Bruxelles – L’ultima gravissima strage di migranti avvenuta nel canale di Sicilia mette a nudo ancora una volta, nella più tragica delle maniere, l’inadeguatezza dei sistemi europei nella gestione dei flussi migratori e nel soccorso dei profughi nel Mediterraneo. L’anno scorso sono state tremilacinquecento le persone morte nel tentativo di raggiungere le coste italiane, mentre dall’inizio di quest’anno purtroppo già millecinquecento hanno perso la vita.

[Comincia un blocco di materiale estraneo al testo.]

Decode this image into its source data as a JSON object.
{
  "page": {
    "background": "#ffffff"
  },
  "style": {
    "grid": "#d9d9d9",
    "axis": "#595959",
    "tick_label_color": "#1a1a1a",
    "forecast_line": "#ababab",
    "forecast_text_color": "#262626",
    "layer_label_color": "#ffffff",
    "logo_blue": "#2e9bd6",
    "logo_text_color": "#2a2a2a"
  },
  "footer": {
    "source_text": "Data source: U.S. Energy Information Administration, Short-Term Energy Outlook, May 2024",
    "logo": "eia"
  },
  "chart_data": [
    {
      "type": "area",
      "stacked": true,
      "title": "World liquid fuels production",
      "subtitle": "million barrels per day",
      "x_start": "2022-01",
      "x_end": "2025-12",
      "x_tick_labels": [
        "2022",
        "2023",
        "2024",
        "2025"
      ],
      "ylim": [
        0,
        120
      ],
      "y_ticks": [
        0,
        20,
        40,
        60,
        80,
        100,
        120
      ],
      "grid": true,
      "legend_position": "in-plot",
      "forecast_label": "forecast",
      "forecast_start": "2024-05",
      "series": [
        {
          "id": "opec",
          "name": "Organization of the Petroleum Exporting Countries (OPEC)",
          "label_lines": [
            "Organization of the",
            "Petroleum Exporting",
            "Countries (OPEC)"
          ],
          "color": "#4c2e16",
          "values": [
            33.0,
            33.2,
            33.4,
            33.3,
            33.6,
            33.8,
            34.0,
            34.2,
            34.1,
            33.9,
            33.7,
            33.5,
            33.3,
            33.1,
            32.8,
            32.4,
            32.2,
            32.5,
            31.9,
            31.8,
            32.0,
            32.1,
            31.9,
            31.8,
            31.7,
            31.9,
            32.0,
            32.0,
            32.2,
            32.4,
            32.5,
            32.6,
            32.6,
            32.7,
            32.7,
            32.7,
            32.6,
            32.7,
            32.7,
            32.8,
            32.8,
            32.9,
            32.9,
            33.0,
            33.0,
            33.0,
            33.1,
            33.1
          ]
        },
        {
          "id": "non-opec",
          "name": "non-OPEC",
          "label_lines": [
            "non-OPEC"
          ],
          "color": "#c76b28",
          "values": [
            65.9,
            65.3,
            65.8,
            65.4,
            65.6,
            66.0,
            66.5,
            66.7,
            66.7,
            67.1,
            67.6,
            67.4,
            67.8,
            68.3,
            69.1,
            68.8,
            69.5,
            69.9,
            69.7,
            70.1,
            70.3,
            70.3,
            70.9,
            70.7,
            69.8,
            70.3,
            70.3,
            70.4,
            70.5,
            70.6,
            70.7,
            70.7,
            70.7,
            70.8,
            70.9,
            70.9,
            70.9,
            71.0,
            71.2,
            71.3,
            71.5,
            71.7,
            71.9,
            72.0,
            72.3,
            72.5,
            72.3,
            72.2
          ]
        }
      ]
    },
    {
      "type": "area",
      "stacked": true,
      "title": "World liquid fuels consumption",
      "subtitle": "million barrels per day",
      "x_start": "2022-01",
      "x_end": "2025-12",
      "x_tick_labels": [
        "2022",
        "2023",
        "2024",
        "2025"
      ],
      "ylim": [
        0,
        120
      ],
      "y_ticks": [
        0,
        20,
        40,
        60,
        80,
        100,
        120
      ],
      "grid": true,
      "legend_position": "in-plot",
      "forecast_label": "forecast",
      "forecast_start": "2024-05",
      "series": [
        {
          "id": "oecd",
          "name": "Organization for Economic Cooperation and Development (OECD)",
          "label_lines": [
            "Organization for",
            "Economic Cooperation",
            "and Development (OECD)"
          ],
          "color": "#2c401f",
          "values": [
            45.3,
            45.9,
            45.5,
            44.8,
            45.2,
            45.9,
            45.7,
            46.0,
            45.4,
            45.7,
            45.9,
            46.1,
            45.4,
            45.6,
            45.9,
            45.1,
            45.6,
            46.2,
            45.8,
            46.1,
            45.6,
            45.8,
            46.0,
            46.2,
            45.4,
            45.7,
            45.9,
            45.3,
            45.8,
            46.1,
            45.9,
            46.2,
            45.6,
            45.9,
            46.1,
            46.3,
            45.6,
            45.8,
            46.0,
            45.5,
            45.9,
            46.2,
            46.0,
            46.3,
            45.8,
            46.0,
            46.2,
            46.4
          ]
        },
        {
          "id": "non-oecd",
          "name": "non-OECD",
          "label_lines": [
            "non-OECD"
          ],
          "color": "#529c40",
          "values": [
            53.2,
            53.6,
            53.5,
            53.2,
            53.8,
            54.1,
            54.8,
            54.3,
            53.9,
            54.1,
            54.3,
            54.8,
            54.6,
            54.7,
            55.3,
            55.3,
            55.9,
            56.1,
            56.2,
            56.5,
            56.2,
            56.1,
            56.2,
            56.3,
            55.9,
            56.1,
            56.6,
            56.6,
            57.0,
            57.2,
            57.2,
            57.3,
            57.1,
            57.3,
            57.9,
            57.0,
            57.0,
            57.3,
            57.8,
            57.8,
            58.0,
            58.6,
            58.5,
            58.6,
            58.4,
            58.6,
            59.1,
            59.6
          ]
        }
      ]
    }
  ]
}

“Le comunità di origine effettuano una vera e propria selezione tra i giovani”, scrive Enrico Casale, ricercatore dell’Istituto per gli studi di politica internazionale (Ispi), e “a partire sono solo quelli più forti fisicamente e che possono avere maggiori opportunità di sopportare le difficoltà della traversata”. Le comunità da cui provengono, continua Casale, investono per i prescelti ingenti risparmi economici nella speranza che “questi giovani, se e quando giungeranno in Europa, possano essere in grado di mantenere i nuclei familiari di origine”.
I luoghi di partenza, prosegue il ricercatore dell’Ispi, sono l’Africa orientale, con la Somalia, il Sud Sudan e l’Eritrea, lacerati da duri conflitti, ma anche quella occidentale, con la Nigeria “dove più dell’80% della popolazione vive in povertà e nel quale il conflitto innescato dalla milizia jihadista Boko Haram sta mietendo centinaia di vittime”, il Mali, il Burkina Faso, il Ghana, il Niger, il Senegal ed altri paesi. Molti inoltre sono anche i siriani che fuggono dal loro paese scappando verso l’Europa.
“Le rotte sono molteplici”, dice Casale, “ma confluiscono fondamentalmente in due grandi direttrici”, di cui la prima è quella che “risalendo dall’Africa orientale verso il Sudan raggiunge la Libia e poi l’Italia”, mentre la seconda è quella che “attraversando Burkina Faso, Niger o Mali arriva sempre in Libia”. È quello libico quindi il territorio in cui convergono i profughi africani, il quale dopo i recenti sconvolgimenti politici e sociali è diventato il punto di confluenza delle rotte migratorie di quasi tutta l’Africa.
Una nuova rotta inoltre, che si sta consolidando sempre più, è quella dei siriani che fuggono dalla guerra, che prevalentemente si rifugiano in Giordania o in Turchia ma che arrivano a raggiungere in parte anche l’Europa. A lucrare su questo traffico di vite umane sono tanto le organizzazioni criminali che gestiscono gli imbarchi in Libia quanto quelle che si occupano delle tappe intermedie, come “la mafia nigeriana”, la cui presenza, ricorda l’esperto dell’Ispi, “è forte a Ouagadougou, nella capitale del Burkina Faso”.
“Ai tempi del regime di Gheddafi”, fa notare poi ancora Casale, “i trafficanti erano conniventi con le forze dell’ordine” a cui “spesso vendevano i migranti, che i poliziotti provvedevano a fare incarcerare senza però togliere loro i cellulari, in modo che potessero chiamare casa e farsi inviare denaro per pagare gli agenti, che solo a questo punto li rilasciavano”. Anche oggi che il regime di Gheddafi è caduto questo sistema continua a sussistere, con l’unica differenza che “le forze dell’ordine sono state sostituite dalle milizie che controllano il territorio”.